Subgenomic fragments of cloned infectious coxsackievirus B3 (CVB3) cDNA up to the size of the complete coding sequence of the viral polyprotein were inserted into the prokaryotic expression vector pPLc24 and expressed in Escherichia coli. Fusion proteins, containing 54 amino acids of MS2 replicase at their amino terminus followed by different parts of the CVB3 structural proteins, were expressed from several constructs. The expression product of a plasmid encoding the capsid proteins VP4, VP2, and the amino-terminal part of VP3 was obtained in high amounts. However, primary expression products containing the complete viral capsid precursor VP4-VP1 were completely degraded, indicating the presence of domains downstream from VP3 that are accessible to E. coli proteases. This finding is consistent with the observation that the structural intact expression product of the separately subcloned VP1 gene is also extremely unstable and consequently obtained only in low amounts.
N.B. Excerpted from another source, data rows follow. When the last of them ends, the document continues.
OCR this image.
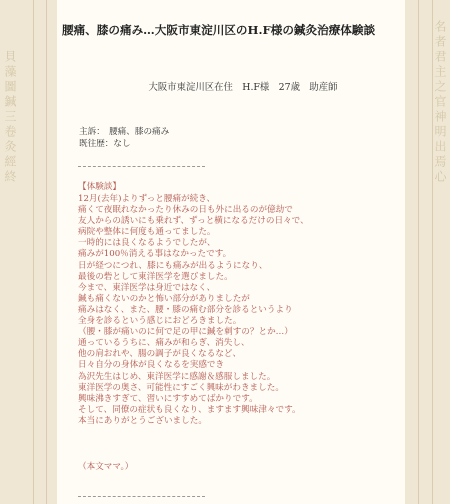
貝藻圖鍼三卷灸經終	名者君主之官神明出焉心
腰痛、膝の痛み…大阪市東淀川区のH.F様の鍼灸治療体験談
大阪市東淀川区在住　H.F様　27歳　助産師
主訴：　腰痛、膝の痛み
既往歴：なし
【体験談】
12月(去年)よりずっと腰痛が続き、
痛くて夜眠れなかったり休みの日も外に出るのが億劫で
友人からの誘いにも乗れず、ずっと横になるだけの日々で、
病院や整体に何度も通ってました。
一時的には良くなるようでしたが、
痛みが100％消える事はなかったです。
日が経つにつれ、膝にも痛みが出るようになり、
最後の砦として東洋医学を選びました。
今まで、東洋医学は身近ではなく、
鍼も痛くないのかと怖い部分がありましたが
痛みはなく、また、腰・膝の痛む部分を診るというより
全身を診るという感じにおどろきました。
（腰・膝が痛いのに何で足の甲に鍼を刺すの？とか…）
通っているうちに、痛みが和らぎ、消失し、
他の肩おれや、腸の調子が良くなるなど、
日々自分の身体が良くなるを実感でき
為沢先生はじめ、東洋医学に感謝＆感服しました。
東洋医学の奥さ、可能性にすごく興味がわきました。
興味沸きすぎて、習いにすすめてばかりです。
そして、同僚の症状も良くなり、ますます興味津々です。
本当にありがとうございました。
（本文ママ。）
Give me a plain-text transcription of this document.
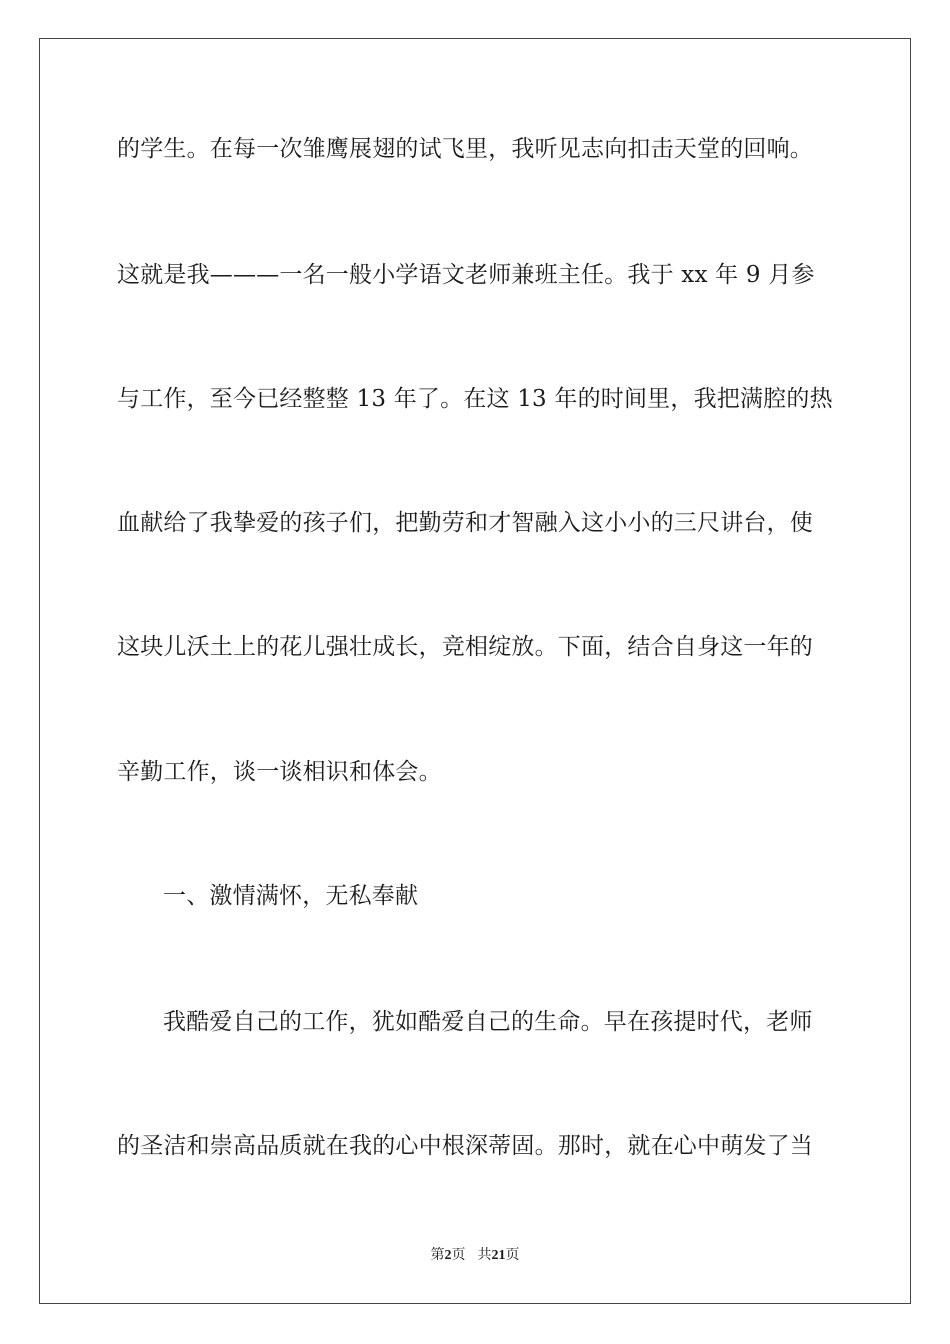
的学生。在每一次雏鹰展翅的试飞里，我听见志向扣击天堂的回响。
这就是我———一名一般小学语文老师兼班主任。我于 xx 年 9 月参
与工作，至今已经整整 13 年了。在这 13 年的时间里，我把满腔的热
血献给了我挚爱的孩子们，把勤劳和才智融入这小小的三尺讲台，使
这块儿沃土上的花儿强壮成长，竞相绽放。下面，结合自身这一年的
辛勤工作，谈一谈相识和体会。
一、激情满怀，无私奉献
我酷爱自己的工作，犹如酷爱自己的生命。早在孩提时代，老师
的圣洁和崇高品质就在我的心中根深蒂固。那时，就在心中萌发了当
第2页 共21页
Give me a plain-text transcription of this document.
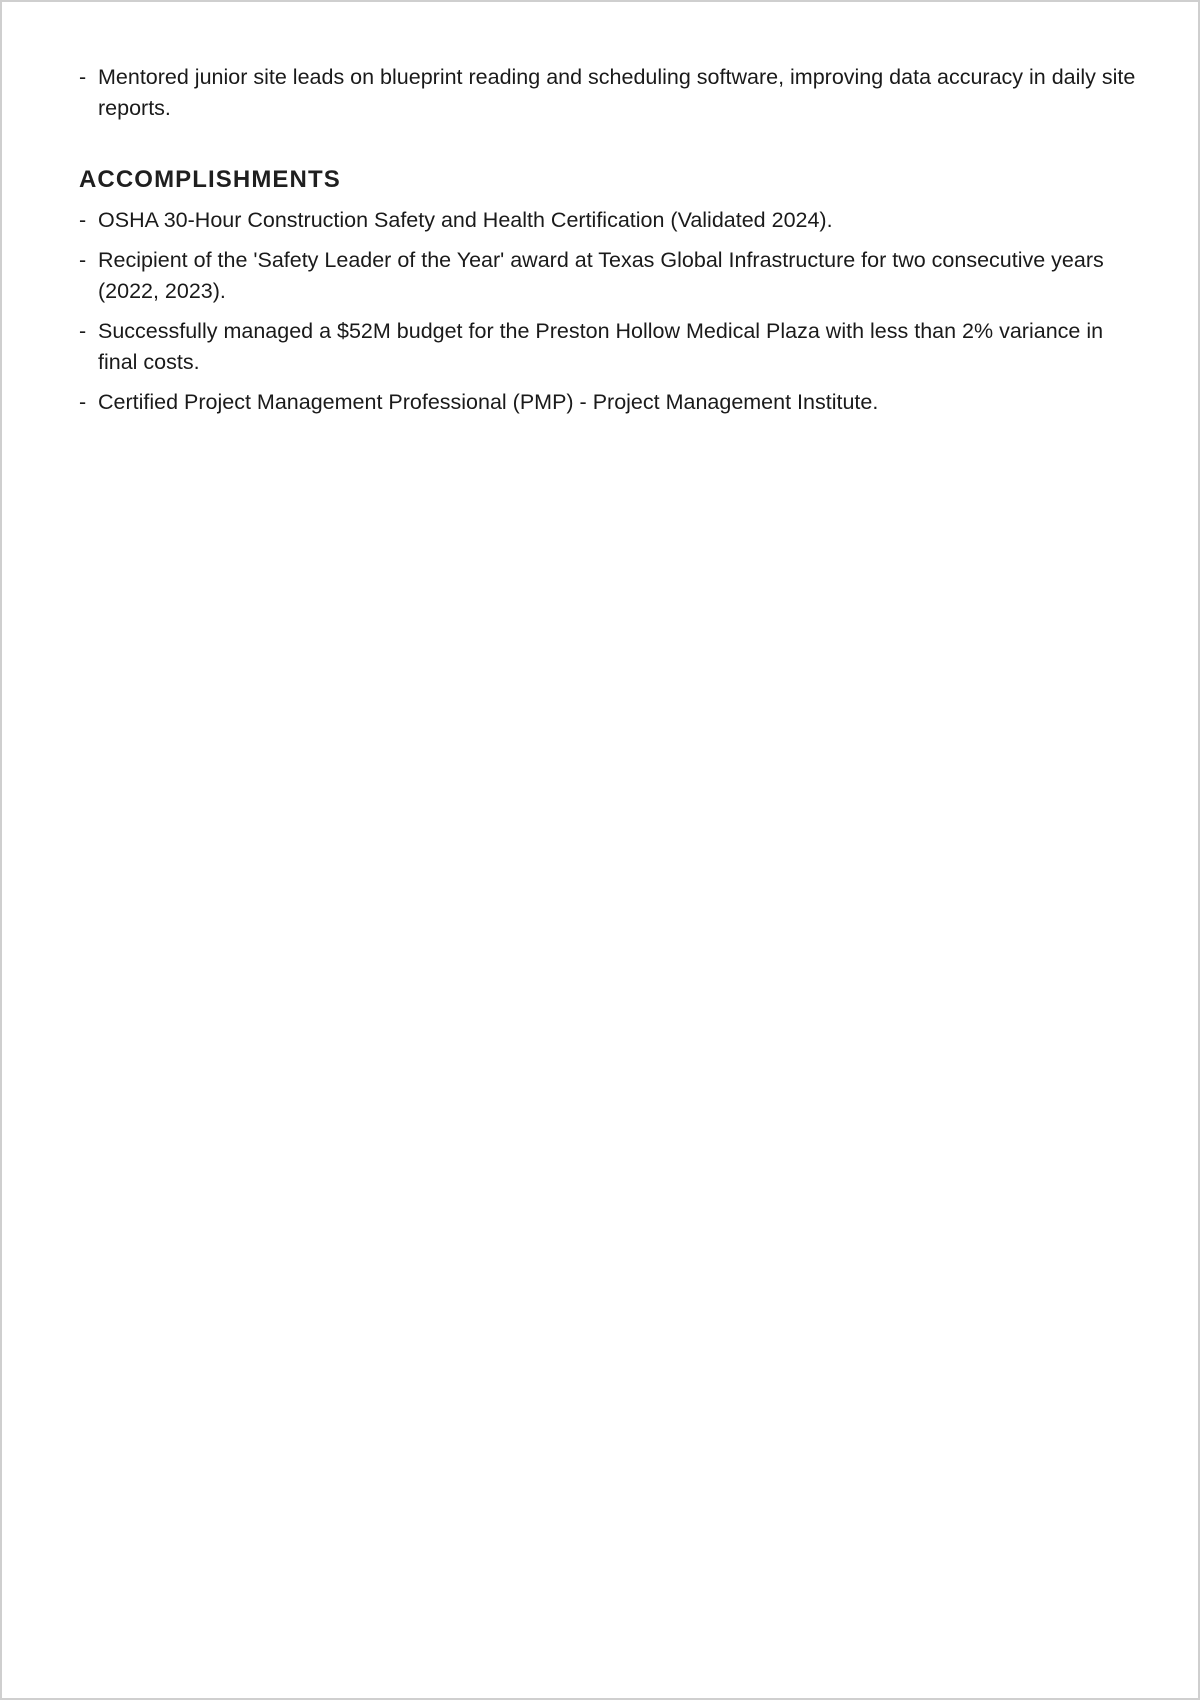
- Mentored junior site leads on blueprint reading and scheduling software, improving data accuracy in daily site reports.
ACCOMPLISHMENTS
- OSHA 30-Hour Construction Safety and Health Certification (Validated 2024).
- Recipient of the 'Safety Leader of the Year' award at Texas Global Infrastructure for two consecutive years (2022, 2023).
- Successfully managed a $52M budget for the Preston Hollow Medical Plaza with less than 2% variance in final costs.
- Certified Project Management Professional (PMP) - Project Management Institute.
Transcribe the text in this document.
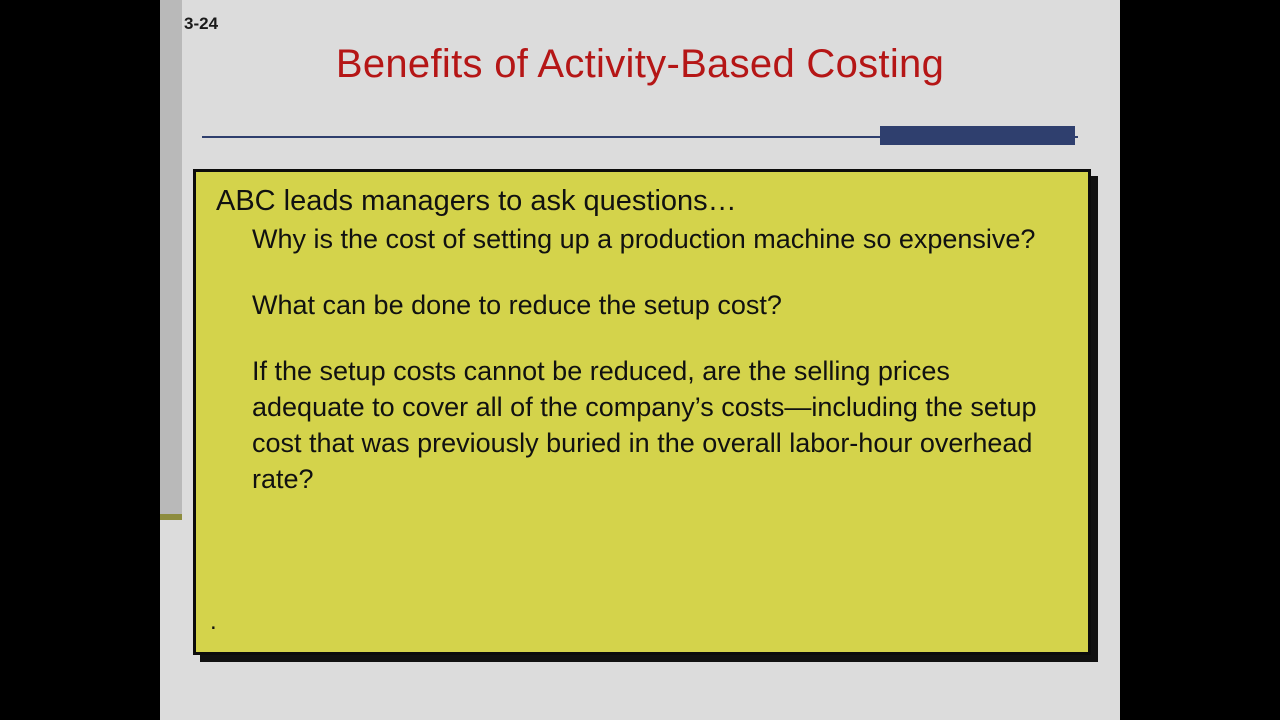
3-24
Benefits of Activity-Based Costing

ABC leads managers to ask questions…

Why is the cost of setting up a production machine so expensive?

What can be done to reduce the setup cost?

If the setup costs cannot be reduced, are the selling prices adequate to cover all of the company’s costs—including the setup cost that was previously buried in the overall labor-hour overhead rate?

.
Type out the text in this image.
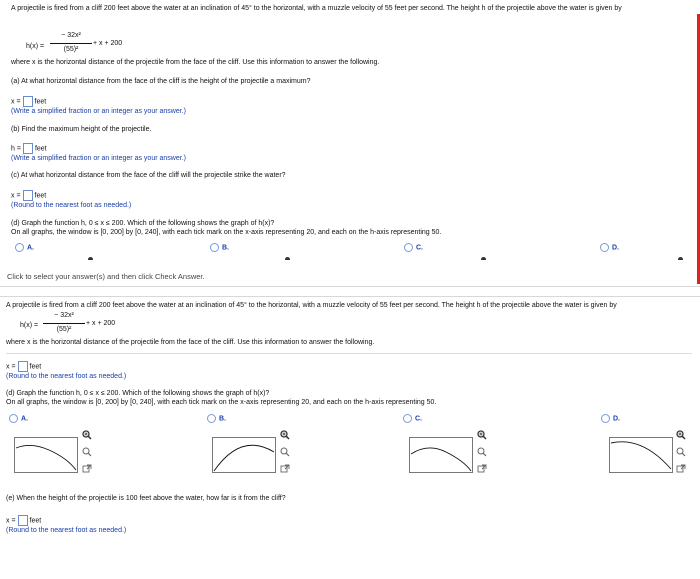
A projectile is fired from a cliff 200 feet above the water at an inclination of 45° to the horizontal, with a muzzle velocity of 55 feet per second. The height h of the projectile above the water is given by
h(x) =
− 32x²
(55)²
+ x + 200
where x is the horizontal distance of the projectile from the face of the cliff. Use this information to answer the following.
(a) At what horizontal distance from the face of the cliff is the height of the projectile a maximum?
x = feet
(Write a simplified fraction or an integer as your answer.)
(b) Find the maximum height of the projectile.
h = feet
(Write a simplified fraction or an integer as your answer.)
(c) At what horizontal distance from the face of the cliff will the projectile strike the water?
x = feet
(Round to the nearest foot as needed.)
(d) Graph the function h, 0 ≤ x ≤ 200. Which of the following shows the graph of h(x)?
On all graphs, the window is [0, 200] by [0, 240], with each tick mark on the x-axis representing 20, and each on the h-axis representing 50.
A.	B.	C.	D.
Click to select your answer(s) and then click Check Answer.
A projectile is fired from a cliff 200 feet above the water at an inclination of 45° to the horizontal, with a muzzle velocity of 55 feet per second. The height h of the projectile above the water is given by
h(x) =
− 32x²
(55)²
+ x + 200
where x is the horizontal distance of the projectile from the face of the cliff. Use this information to answer the following.
x = feet
(Round to the nearest foot as needed.)
(d) Graph the function h, 0 ≤ x ≤ 200. Which of the following shows the graph of h(x)?
On all graphs, the window is [0, 200] by [0, 240], with each tick mark on the x-axis representing 20, and each on the h-axis representing 50.
A.	B.	C.	D.
(e) When the height of the projectile is 100 feet above the water, how far is it from the cliff?
x = feet
(Round to the nearest foot as needed.)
Two fusion proteins of non-overlapping parts of the viral structural proteins containing VP4, VP2, and VP3 or VP1, respectively, were isolated and used for the generation of antisera in rabbits. The antisera obtained recognize distinct CVB3 structural proteins in infected cell cultures as well as from purified CVB3 preparations. In addition, significant cross-reactivity of the described antisera with the corresponding structural proteins of other enteroviruses was observed, indicating that these antisera provide a valuable tool for an improved broad spectrum diagnosis of enteroviral infections.